The COVID-19 pandemic triggered enormous turmoil in the U.S. labor market, in both the public and private sectors, with repercussions that will be felt well into the future. Widespread job losses early in the pandemic created tight labor markets that still persist today.
It’s fair to ask the question, though, should Alaska return to an enormously costly retirement system that will have long-term financial implications to fix a problem that may not exist five years from now?
In 2006, the State of Alaska moved from one type of retirement system (defined benefits pension — DBP) for state and municipal employees to a 401(k)-style retirement plan (defined contribution retirement — DCR). The reason for the change was the large accumulation of unfunded liabilities caused by structural under-funding of retirement plans and the stark realization that Alaska’s defined benefit plan, as designed, was unsustainable over the long term.

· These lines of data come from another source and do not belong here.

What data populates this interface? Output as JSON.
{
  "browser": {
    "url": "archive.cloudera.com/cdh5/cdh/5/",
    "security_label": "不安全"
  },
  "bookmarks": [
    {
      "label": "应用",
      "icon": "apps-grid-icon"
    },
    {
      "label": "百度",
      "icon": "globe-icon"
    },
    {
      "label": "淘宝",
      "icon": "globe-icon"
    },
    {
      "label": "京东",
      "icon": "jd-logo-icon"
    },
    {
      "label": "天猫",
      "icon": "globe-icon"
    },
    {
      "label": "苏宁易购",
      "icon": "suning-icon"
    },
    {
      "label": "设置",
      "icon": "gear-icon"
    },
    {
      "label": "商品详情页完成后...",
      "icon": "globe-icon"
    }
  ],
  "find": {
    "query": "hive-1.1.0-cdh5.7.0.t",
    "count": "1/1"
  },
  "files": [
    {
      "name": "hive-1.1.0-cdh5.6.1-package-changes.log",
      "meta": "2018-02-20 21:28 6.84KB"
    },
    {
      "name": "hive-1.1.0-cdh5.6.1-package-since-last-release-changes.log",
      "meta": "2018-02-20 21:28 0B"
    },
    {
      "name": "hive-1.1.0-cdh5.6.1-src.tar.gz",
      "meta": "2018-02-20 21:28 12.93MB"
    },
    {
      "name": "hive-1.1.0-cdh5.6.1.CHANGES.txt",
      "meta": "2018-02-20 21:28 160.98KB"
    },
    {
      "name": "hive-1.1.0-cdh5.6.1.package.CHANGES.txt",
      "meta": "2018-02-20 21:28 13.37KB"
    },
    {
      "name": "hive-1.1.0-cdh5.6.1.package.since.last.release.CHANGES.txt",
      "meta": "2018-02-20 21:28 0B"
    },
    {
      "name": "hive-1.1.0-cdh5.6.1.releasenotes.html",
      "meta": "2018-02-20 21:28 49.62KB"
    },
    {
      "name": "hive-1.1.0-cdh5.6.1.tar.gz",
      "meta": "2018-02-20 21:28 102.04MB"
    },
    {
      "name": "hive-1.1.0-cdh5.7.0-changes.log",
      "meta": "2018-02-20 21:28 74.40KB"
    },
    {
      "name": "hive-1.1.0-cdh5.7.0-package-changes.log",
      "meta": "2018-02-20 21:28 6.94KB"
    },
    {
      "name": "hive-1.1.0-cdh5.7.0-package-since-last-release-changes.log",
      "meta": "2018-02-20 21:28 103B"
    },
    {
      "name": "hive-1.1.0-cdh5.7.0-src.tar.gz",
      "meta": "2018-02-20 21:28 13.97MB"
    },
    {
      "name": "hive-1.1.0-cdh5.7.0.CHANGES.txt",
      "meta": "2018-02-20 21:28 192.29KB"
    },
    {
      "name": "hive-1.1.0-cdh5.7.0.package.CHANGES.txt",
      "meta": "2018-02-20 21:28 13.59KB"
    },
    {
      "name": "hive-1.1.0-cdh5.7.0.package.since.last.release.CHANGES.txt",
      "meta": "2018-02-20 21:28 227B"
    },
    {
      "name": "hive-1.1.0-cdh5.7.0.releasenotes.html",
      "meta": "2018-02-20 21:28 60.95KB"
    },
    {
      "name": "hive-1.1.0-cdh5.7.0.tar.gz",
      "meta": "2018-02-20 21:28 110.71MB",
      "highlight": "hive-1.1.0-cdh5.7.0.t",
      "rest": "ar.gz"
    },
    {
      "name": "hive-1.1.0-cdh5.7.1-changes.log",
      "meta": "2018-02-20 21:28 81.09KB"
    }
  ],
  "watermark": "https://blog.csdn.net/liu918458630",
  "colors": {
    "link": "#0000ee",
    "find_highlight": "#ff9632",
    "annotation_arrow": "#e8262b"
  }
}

In the first meeting of what will be a lengthy process, Senate Finance Committee members listened to a presentation by the Division of Retirement and Benefits that compared Alaska’s current state retiree plans with its legacy plans that were discontinued 17 years ago.

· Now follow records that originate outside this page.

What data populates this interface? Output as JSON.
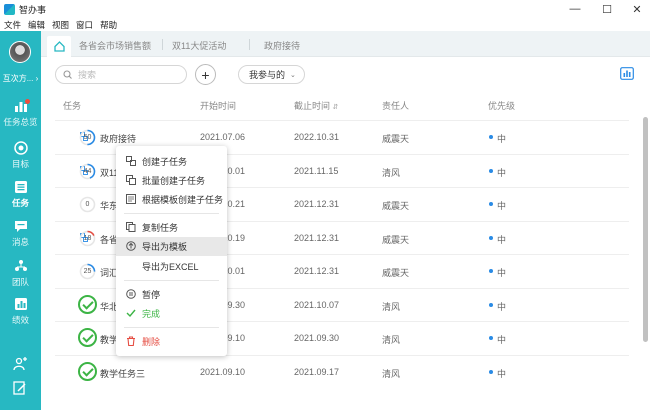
{
  "window": {
    "title": "智办事",
    "controls": [
      "minimize",
      "maximize",
      "close"
    ]
  },
  "menubar": [
    "文件",
    "编辑",
    "视图",
    "窗口",
    "帮助"
  ],
  "sidebar": {
    "username": "互次方...",
    "items": [
      {
        "label": "任务总览",
        "icon": "chart-icon",
        "badge": true
      },
      {
        "label": "目标",
        "icon": "target-icon"
      },
      {
        "label": "任务",
        "icon": "list-icon",
        "active": true
      },
      {
        "label": "消息",
        "icon": "message-icon"
      },
      {
        "label": "团队",
        "icon": "team-icon"
      },
      {
        "label": "绩效",
        "icon": "performance-icon"
      }
    ],
    "bottom_icons": [
      "add-user-icon",
      "edit-icon"
    ]
  },
  "tabs": [
    "各省会市场销售额",
    "双11大促活动",
    "政府接待"
  ],
  "toolbar": {
    "search_placeholder": "搜索",
    "filter_label": "我参与的"
  },
  "table": {
    "columns": [
      "任务",
      "开始时间",
      "截止时间",
      "责任人",
      "优先级"
    ],
    "rows": [
      {
        "status": "progress",
        "progress": 50,
        "linked": true,
        "name": "政府接待",
        "start": "2021.07.06",
        "end": "2022.10.31",
        "owner": "威震天",
        "priority": "中",
        "ring_color": "#2a8be5"
      },
      {
        "status": "progress",
        "progress": 44,
        "linked": true,
        "name": "双11",
        "start": "2021.10.01",
        "end": "2021.11.15",
        "owner": "清风",
        "priority": "中",
        "ring_color": "#2a8be5"
      },
      {
        "status": "progress",
        "progress": 0,
        "linked": false,
        "name": "华东",
        "start": "2021.10.21",
        "end": "2021.12.31",
        "owner": "威震天",
        "priority": "中",
        "ring_color": "#2a8be5"
      },
      {
        "status": "progress",
        "progress": 18,
        "linked": true,
        "name": "各省",
        "start": "2021.10.19",
        "end": "2021.12.31",
        "owner": "威震天",
        "priority": "中",
        "ring_color": "#e54d42"
      },
      {
        "status": "progress",
        "progress": 25,
        "linked": false,
        "name": "词汇",
        "start": "2021.10.01",
        "end": "2021.12.31",
        "owner": "威震天",
        "priority": "中",
        "ring_color": "#2a8be5"
      },
      {
        "status": "done",
        "name": "华北",
        "start": "2021.09.30",
        "end": "2021.10.07",
        "owner": "清风",
        "priority": "中"
      },
      {
        "status": "done",
        "name": "教学",
        "start": "2021.09.10",
        "end": "2021.09.30",
        "owner": "清风",
        "priority": "中"
      },
      {
        "status": "done",
        "name": "教学任务三",
        "start": "2021.09.10",
        "end": "2021.09.17",
        "owner": "清风",
        "priority": "中"
      }
    ]
  },
  "context_menu": [
    {
      "label": "创建子任务",
      "icon": "subtask-icon"
    },
    {
      "label": "批量创建子任务",
      "icon": "batch-subtask-icon"
    },
    {
      "label": "根据模板创建子任务",
      "icon": "template-icon"
    },
    {
      "separator": true
    },
    {
      "label": "复制任务",
      "icon": "copy-icon"
    },
    {
      "label": "导出为模板",
      "icon": "export-icon",
      "hover": true
    },
    {
      "label": "导出为EXCEL",
      "icon": ""
    },
    {
      "separator": true
    },
    {
      "label": "暂停",
      "icon": "pause-icon"
    },
    {
      "label": "完成",
      "icon": "check-icon",
      "color": "green"
    },
    {
      "separator": true
    },
    {
      "label": "删除",
      "icon": "trash-icon",
      "color": "red"
    }
  ],
  "colors": {
    "sidebar": "#27b8c2",
    "accent_blue": "#2a8be5",
    "done_green": "#3cb445",
    "danger_red": "#e54d42"
  }
}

Today, proposals to re-institute a similar DBP system for some or all government employees would be extremely risky, considering the private sector has moved steadily away from this model and more state governments are eyeing reforms that limit risk.

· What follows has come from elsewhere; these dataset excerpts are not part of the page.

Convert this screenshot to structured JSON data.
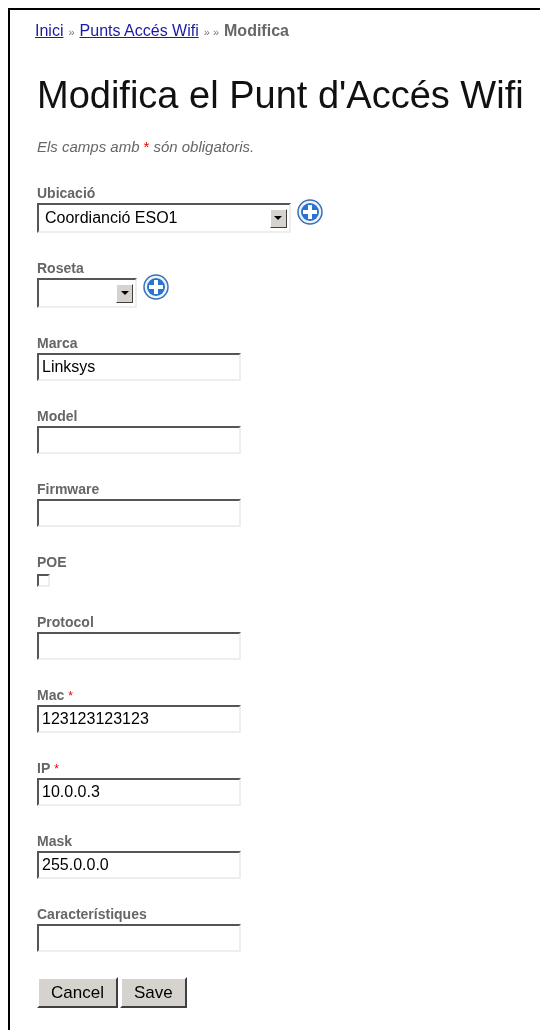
{
  "breadcrumb": [
    {
      "kind": "link",
      "text": "Inici"
    },
    {
      "kind": "separator",
      "text": "»"
    },
    {
      "kind": "link",
      "text": "Punts Accés Wifi"
    },
    {
      "kind": "separator",
      "text": "» »"
    },
    {
      "kind": "current",
      "text": "Modifica"
    }
  ],
  "title": "Modifica el Punt d'Accés Wifi",
  "note": {
    "before": "Els camps amb",
    "mark": "*",
    "after": "són obligatoris."
  },
  "fields": [
    {
      "kind": "select",
      "label": "Ubicació",
      "required": false,
      "value": "Coordianció ESO1",
      "add_button": true
    },
    {
      "kind": "select",
      "label": "Roseta",
      "required": false,
      "add_button": true
    },
    {
      "kind": "text",
      "label": "Marca",
      "required": false,
      "value": "Linksys"
    },
    {
      "kind": "text",
      "label": "Model",
      "required": false
    },
    {
      "kind": "text",
      "label": "Firmware",
      "required": false
    },
    {
      "kind": "checkbox",
      "label": "POE",
      "required": false,
      "checked": false
    },
    {
      "kind": "text",
      "label": "Protocol",
      "required": false
    },
    {
      "kind": "text",
      "label": "Mac",
      "required": true,
      "required_mark": "*",
      "value": "123123123123"
    },
    {
      "kind": "text",
      "label": "IP",
      "required": true,
      "required_mark": "*",
      "value": "10.0.0.3"
    },
    {
      "kind": "text",
      "label": "Mask",
      "required": false,
      "value": "255.0.0.0"
    },
    {
      "kind": "text",
      "label": "Característiques",
      "required": false
    }
  ],
  "buttons": [
    "Cancel",
    "Save"
  ]
}
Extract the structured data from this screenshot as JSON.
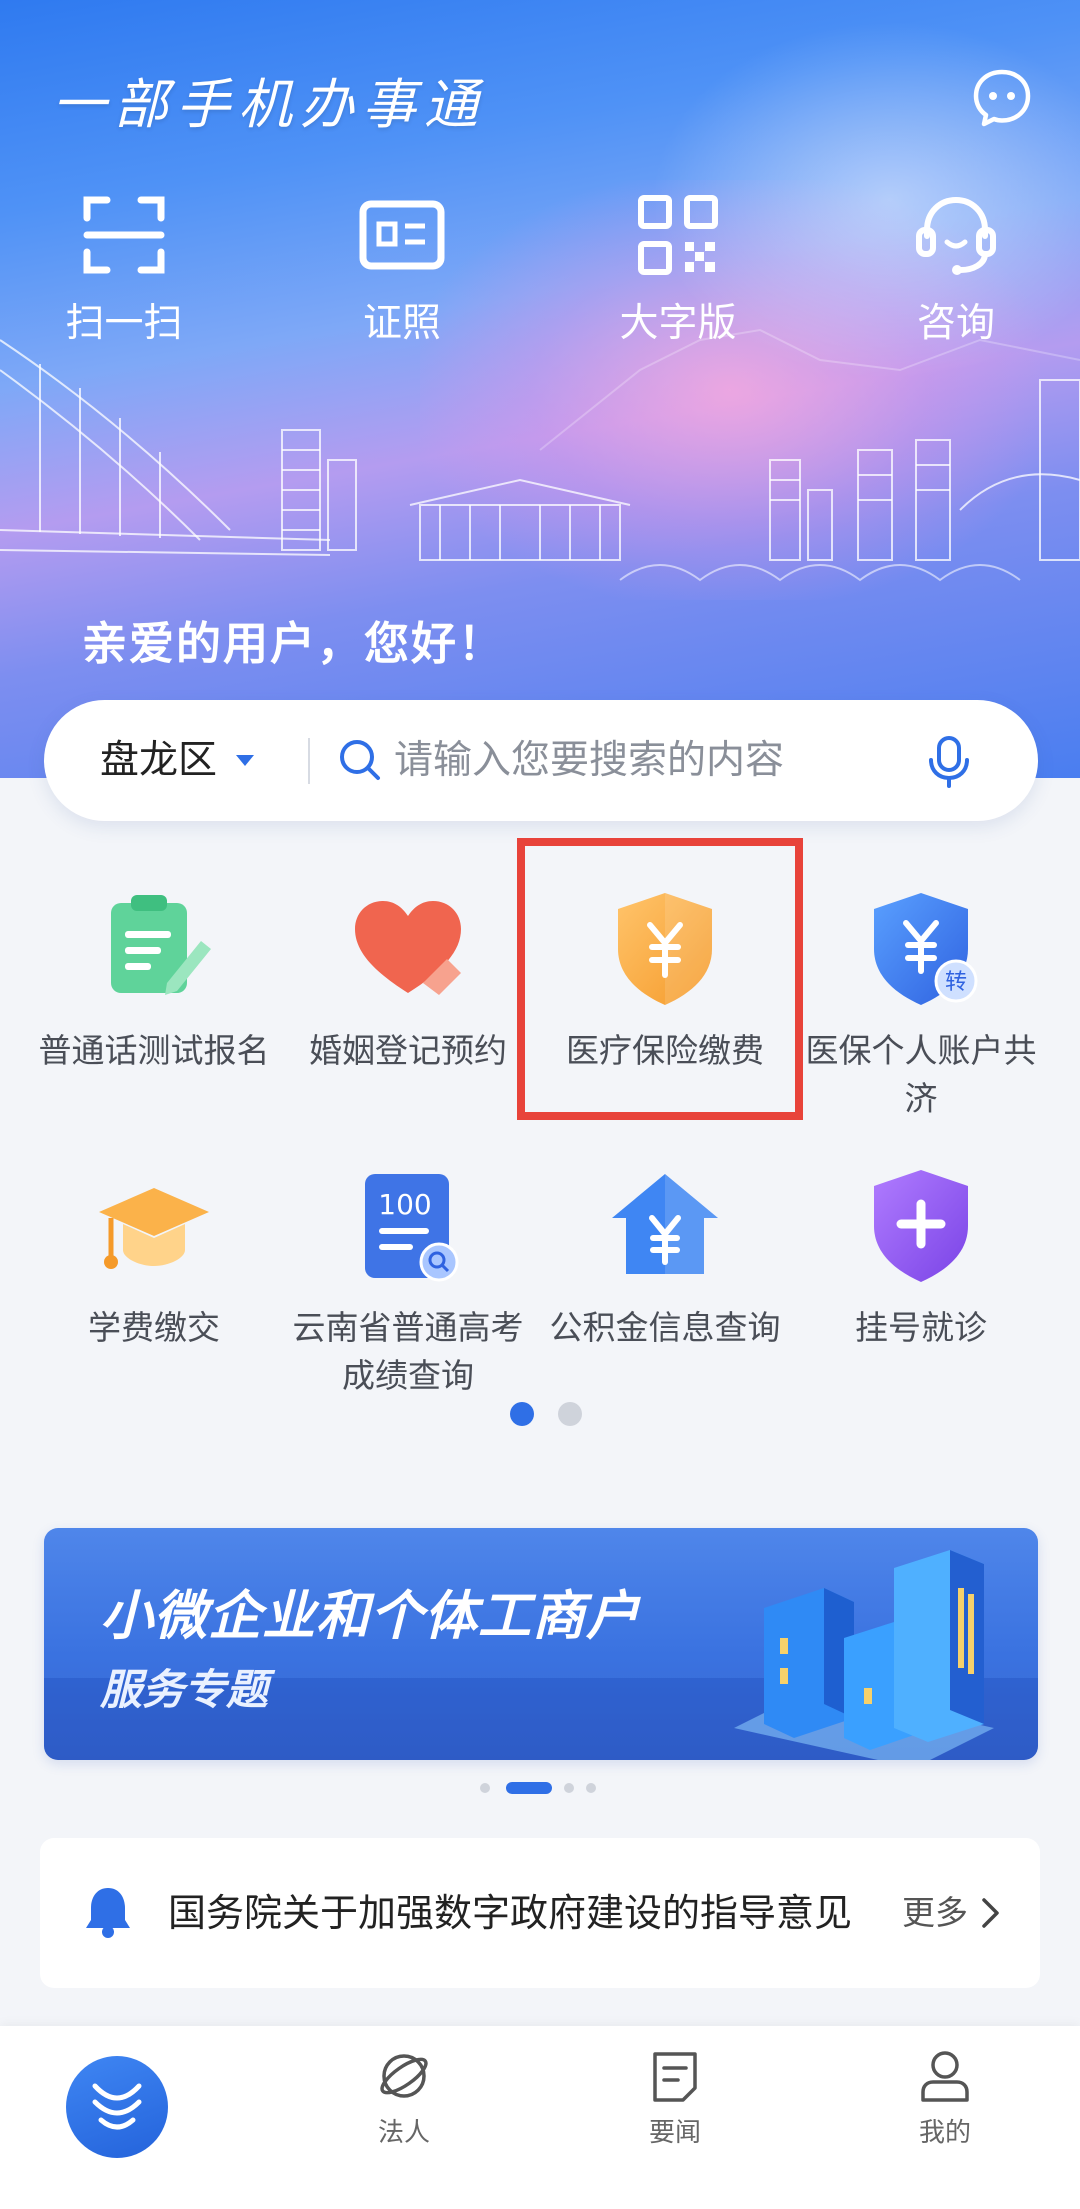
{
  "header": {
    "title": "一部手机办事通",
    "greeting": "亲爱的用户，您好！",
    "quick_actions": [
      {
        "label": "扫一扫",
        "icon": "scan-icon"
      },
      {
        "label": "证照",
        "icon": "id-card-icon"
      },
      {
        "label": "大字版",
        "icon": "qr-grid-icon"
      },
      {
        "label": "咨询",
        "icon": "headset-icon"
      }
    ],
    "message_icon": "chat-bubble-icon"
  },
  "search": {
    "district": "盘龙区",
    "placeholder": "请输入您要搜索的内容"
  },
  "services": [
    {
      "label": "普通话测试报名",
      "icon": "form-pencil-icon"
    },
    {
      "label": "婚姻登记预约",
      "icon": "heart-icon"
    },
    {
      "label": "医疗保险缴费",
      "icon": "shield-yuan-icon",
      "highlighted": true
    },
    {
      "label": "医保个人账户共济",
      "icon": "shield-yuan-transfer-icon"
    },
    {
      "label": "学费缴交",
      "icon": "graduation-cap-icon"
    },
    {
      "label": "云南省普通高考成绩查询",
      "icon": "score-clipboard-icon"
    },
    {
      "label": "公积金信息查询",
      "icon": "house-yuan-icon"
    },
    {
      "label": "挂号就诊",
      "icon": "shield-plus-icon"
    }
  ],
  "service_pages": {
    "current": 1,
    "total": 2
  },
  "banner": {
    "title": "小微企业和个体工商户",
    "subtitle": "服务专题",
    "pages": {
      "current": 2,
      "total": 4
    }
  },
  "notice": {
    "text": "国务院关于加强数字政府建设的指导意见",
    "more": "更多"
  },
  "tabbar": {
    "items": [
      {
        "label": "",
        "icon": "home-logo-icon",
        "active": true
      },
      {
        "label": "法人",
        "icon": "orbit-icon"
      },
      {
        "label": "要闻",
        "icon": "news-icon"
      },
      {
        "label": "我的",
        "icon": "user-icon"
      }
    ]
  },
  "colors": {
    "primary": "#2f6fe6",
    "highlight_border": "#e8433a",
    "hero_top": "#2f7af0",
    "hero_pink": "#e6a0de"
  }
}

Alaska’s experience with the previous plan should be warning enough. No new employees have been enrolled in Alaska’s discontinued defined-benefits-plan for the last 17 years. Yet the plan has required and will still require massive infusions of government cash for decades to make it financially solvent enough to pay out benefits to existing employees and beneficiaries for another 70-plus years. (Alaska’s accumulated unfunded pension liability estimates range anywhere from $7.8 billion to $31 billion depending on interest rate assumptions used).
Consequently, state and municipal level officials are looking at other options. At a recent Senate Labor & Commerce Committee hearing on workforce challenges, Jeff Rogers, City and Borough of Juneau finance director, summarized some of the actions Juneau has implemented or is considering for its employees:
— $5,000 annual stipend for childcare
— Hiring bonuses up to $40,000 for critical positions
— Enhanced employer match for employee retirement contributions
— Expansion of retention bonus program
— Work from anywhere 3 weeks/year – work from home 2 days/week
— Bring infants under 6-months-old to work
— Allow pets in employee offices
— Student loan or tuition assistance
These incentives or policies might have been unthinkable five years ago. Some may view them as unworkable or too expensive, but they have one significant advantage. They address hiring and retention issues without increasing current unfunded pension liabilities and re-exposing state and municipal governments (and local taxpayers) to the obligation to pay ever-increasing retiree benefits in perpetuity.
In the modern world of work, the idea of a ‘job for life’ is becoming increasingly outdated and irrelevant. Millennials and Generation Z have different ideas about what benefits they value in the workplace. There are many reasons why an applicant might accept a job offer or why a current employee would leave their job. But we should not assume that what worked 20 years ago will work today.
In the coming months, Alaskans will hear about ideas under deliberation. In considering changes, the Legislature would be wise to include those that share the financial risk equitably between employer and employee.